This is the final part of a six-part op-ed series in which I make my predictions for Apple’s product line-up for 2012. Today we’ll look at the company’s Mac desktop line-up.
The Mac desktop that receives the Big Love from Apple in 2012 will be the iMac. The Mac mini will continue to be updated. As for the Mac Pro, my tea leaves say it will receive one last update in the spring — this will be the last upgrade for the high-end tower before it fades into oblivion.
Basically, the iMac has more than enough power for 99.9% of all users. And with Thunderbolt, Apple figures the iMac — and the Mac mini — offer plenty of expandability options.
During Apple’s last earnings call of 2011, the company said that 22% of its revenue comes from Macs — of that, 74% comes from laptop sales. On the desktop side, the iMac takes the Lion’s share, though Apple won’t say just what percentage of desktop sales it tallies. This means the Mac Pro is increasingly a niche product whose days are numbered. If you want a Mac that lets you add your own screen, Apple will soon be suggesting that you get a Mac mini.
As for the iMac, my crystal ball tells me that, like the laptop line, will ditch a built-in optical drive. Apple will expect those who want an optical drive to buy its US$79 SuperDrive. (I’d love for Apple to offer a Blu-ray SuperDrive and built-in Lion support for Blu-ray disk playback, but that ain’t gonna happen.)
Unlike the laptop line, however, the iMac will continue to offer both HDD and SDD storage options. The all-in-one will be powered by Intel’s Ivy Bridge chips. However, though Ivy Bridge will support USB 3.0, we won’t see it on any Mac. Apple has decided the future of connectivity on its computer line is Thunderbolt, though it will continue to offer USB 2.0 ports for the foreseeable future.
Now here’s where my predictions veer off into desires. In a note to clients — as reported by “Forbes” (http://macte.ch/qmKzI) — Wedge Partners analyst Brian Blair thinks that Apple will bring some features of its rumored “iTV” to the iMac next year, in effect allowing the all-in-one to double as a television set. Apple hasn’t announced ANY plans to make an iTV (an Apple-branded HDTV), but I think it will. And Blair’s thoughts make sense.

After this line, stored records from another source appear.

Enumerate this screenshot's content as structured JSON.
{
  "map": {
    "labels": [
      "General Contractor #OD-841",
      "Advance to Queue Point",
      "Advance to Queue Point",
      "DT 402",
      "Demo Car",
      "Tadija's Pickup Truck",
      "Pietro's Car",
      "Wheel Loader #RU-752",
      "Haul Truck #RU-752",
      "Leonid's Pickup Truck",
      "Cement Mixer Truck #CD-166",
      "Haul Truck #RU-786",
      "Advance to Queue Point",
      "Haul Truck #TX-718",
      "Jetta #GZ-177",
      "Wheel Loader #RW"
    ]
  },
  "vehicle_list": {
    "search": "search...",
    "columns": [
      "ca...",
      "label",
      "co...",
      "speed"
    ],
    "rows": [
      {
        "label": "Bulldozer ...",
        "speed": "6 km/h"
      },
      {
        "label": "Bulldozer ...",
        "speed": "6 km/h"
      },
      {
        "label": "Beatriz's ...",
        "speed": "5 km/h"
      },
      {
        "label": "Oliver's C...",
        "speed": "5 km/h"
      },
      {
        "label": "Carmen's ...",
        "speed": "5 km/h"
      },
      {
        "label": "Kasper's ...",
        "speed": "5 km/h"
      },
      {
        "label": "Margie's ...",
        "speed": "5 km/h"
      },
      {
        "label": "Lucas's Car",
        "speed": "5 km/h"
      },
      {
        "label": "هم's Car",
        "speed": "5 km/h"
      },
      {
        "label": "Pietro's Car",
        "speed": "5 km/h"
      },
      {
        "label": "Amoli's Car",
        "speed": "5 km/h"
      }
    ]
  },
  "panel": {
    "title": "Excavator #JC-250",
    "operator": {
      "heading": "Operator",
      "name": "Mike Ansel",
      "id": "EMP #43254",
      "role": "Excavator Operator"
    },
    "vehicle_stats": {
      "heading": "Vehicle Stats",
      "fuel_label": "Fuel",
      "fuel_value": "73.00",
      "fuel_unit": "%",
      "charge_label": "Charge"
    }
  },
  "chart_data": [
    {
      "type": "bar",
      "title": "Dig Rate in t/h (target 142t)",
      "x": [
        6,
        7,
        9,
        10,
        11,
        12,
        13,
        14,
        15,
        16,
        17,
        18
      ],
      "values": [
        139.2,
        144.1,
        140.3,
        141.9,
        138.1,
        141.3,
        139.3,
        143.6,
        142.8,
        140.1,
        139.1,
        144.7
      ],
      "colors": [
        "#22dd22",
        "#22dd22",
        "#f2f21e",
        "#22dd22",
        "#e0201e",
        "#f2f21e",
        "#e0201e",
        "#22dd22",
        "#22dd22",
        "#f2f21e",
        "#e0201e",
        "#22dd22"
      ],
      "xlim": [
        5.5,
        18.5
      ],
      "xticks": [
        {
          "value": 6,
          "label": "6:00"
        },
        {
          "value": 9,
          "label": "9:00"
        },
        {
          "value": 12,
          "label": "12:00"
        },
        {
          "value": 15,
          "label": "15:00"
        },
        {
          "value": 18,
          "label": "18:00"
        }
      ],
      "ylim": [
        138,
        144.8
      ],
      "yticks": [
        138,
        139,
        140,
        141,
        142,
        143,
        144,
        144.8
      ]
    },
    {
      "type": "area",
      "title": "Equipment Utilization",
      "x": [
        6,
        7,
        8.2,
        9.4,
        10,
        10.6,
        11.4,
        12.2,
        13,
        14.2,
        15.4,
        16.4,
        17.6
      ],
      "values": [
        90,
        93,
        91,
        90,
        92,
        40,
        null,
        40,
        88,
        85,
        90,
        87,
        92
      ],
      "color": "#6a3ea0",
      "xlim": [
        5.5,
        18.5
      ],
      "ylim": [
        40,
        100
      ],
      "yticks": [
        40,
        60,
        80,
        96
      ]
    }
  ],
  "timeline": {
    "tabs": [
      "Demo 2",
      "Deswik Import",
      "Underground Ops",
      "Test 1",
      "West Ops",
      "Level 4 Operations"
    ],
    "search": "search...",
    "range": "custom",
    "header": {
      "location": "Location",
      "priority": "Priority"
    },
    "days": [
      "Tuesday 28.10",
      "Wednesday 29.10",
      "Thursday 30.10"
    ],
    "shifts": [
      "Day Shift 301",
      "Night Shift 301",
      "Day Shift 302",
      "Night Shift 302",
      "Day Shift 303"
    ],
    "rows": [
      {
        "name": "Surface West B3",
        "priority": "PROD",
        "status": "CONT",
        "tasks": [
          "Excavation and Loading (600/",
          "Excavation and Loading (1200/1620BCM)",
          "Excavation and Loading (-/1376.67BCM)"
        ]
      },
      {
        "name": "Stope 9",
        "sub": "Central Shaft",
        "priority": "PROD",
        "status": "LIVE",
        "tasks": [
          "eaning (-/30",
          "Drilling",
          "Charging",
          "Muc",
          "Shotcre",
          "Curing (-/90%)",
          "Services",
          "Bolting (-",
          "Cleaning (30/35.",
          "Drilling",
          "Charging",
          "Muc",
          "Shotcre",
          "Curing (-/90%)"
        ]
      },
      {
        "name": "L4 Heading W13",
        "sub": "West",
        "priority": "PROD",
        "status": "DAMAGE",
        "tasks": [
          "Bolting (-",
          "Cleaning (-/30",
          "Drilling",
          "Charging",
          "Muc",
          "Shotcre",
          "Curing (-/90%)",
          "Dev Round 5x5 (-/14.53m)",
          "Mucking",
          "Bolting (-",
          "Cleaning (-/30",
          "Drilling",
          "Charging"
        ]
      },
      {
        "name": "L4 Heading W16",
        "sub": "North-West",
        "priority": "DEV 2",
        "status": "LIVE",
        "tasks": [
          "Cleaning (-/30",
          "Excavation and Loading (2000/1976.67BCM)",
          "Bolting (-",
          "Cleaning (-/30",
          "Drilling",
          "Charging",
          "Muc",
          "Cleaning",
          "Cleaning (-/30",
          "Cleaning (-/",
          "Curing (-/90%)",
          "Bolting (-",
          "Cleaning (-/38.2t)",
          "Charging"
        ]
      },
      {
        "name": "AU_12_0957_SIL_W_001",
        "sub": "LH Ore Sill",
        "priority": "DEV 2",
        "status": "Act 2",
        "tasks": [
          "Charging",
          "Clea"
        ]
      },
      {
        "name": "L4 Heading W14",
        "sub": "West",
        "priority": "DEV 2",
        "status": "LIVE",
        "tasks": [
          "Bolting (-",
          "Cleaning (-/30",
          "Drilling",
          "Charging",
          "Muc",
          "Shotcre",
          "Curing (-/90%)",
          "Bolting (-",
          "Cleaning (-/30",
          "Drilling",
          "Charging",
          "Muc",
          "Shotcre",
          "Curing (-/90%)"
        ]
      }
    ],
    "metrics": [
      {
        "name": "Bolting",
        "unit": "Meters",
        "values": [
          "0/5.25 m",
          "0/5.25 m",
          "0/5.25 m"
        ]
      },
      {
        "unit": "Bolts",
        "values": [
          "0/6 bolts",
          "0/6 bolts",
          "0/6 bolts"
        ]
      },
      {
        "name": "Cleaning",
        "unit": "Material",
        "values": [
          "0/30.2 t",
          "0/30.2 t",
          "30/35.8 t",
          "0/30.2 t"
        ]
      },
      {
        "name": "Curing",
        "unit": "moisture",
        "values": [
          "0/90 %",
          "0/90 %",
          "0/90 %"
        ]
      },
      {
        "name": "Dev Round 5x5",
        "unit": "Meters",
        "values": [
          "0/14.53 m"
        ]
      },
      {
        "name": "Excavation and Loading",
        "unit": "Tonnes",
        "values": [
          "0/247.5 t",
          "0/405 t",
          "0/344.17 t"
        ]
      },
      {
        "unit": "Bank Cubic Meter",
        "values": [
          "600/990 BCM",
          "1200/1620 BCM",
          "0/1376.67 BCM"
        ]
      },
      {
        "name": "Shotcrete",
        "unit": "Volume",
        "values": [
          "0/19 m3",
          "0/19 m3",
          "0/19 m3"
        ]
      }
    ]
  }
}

He thinks that a redesigned iMac in the first half of 2012 could be an intermediate step on the way to the iTV. What sort of redesign? An all-in-one with built-in Apple TV software and iCloud features.
“We think this makes sense because while we typically think about the newest TV’s hanging on the wall in large form factors, Apple could effectively start with what they already have on the manufacturing line and slowly push their offering from 27 inches and scale up from there to 32 inches and then move on to the 42, 50 and 55 inch market,” Blair writes. “In short, we believe the initial Apple TV is their iMac computer that can function as a TV, over the iCloud platform.”
Blair admits that he’s speculating, but there’s some precedent to hint that Apple might make such a move. Up until Lion, Mac OS X came with Front Row, software that provided a full-screen media display to allow easy access to content while interacting with your Mac via a remote control. (The remote control is no longer standard with a Mac, but can be ordered for US$19.99). Front Row debuted on the iMac in 2005. It could easily be revived.
I like the way Blair reasons, and I hope he’s on the money. I often watch TV and videos on my 27-inch iMac. However, this involves some work involving Elgato/EyeTV products (which I love, by the way) and a Dish/Slingplayer combo. It would be very convenient to have TV functions built into my iMac.
Moving on, I think that Siri will come to the iMac, though not to the laptop line. Why? Rumors say that Siri will be be rolled into the iTV. If Apple is test driving its television plans with a TV iMac, it would make sense for Siri to be included.
However, there’ll be no touchscreen iMac, so hang onto your Magic Trackpad. And while we may eventually see a Mac with a 3D screen, it won’t be in 2012.
As for the Mac mini, look for it to be upgraded with Ivy Bridge processors, better graphics chips, more memory and more storage — while maintaining the same price points. But there’ll be no major design overhauls.
So that’s my forecast for 2012. Whether I’m right or wrong, it’s going to be a fascinating year for Apple followers and fans.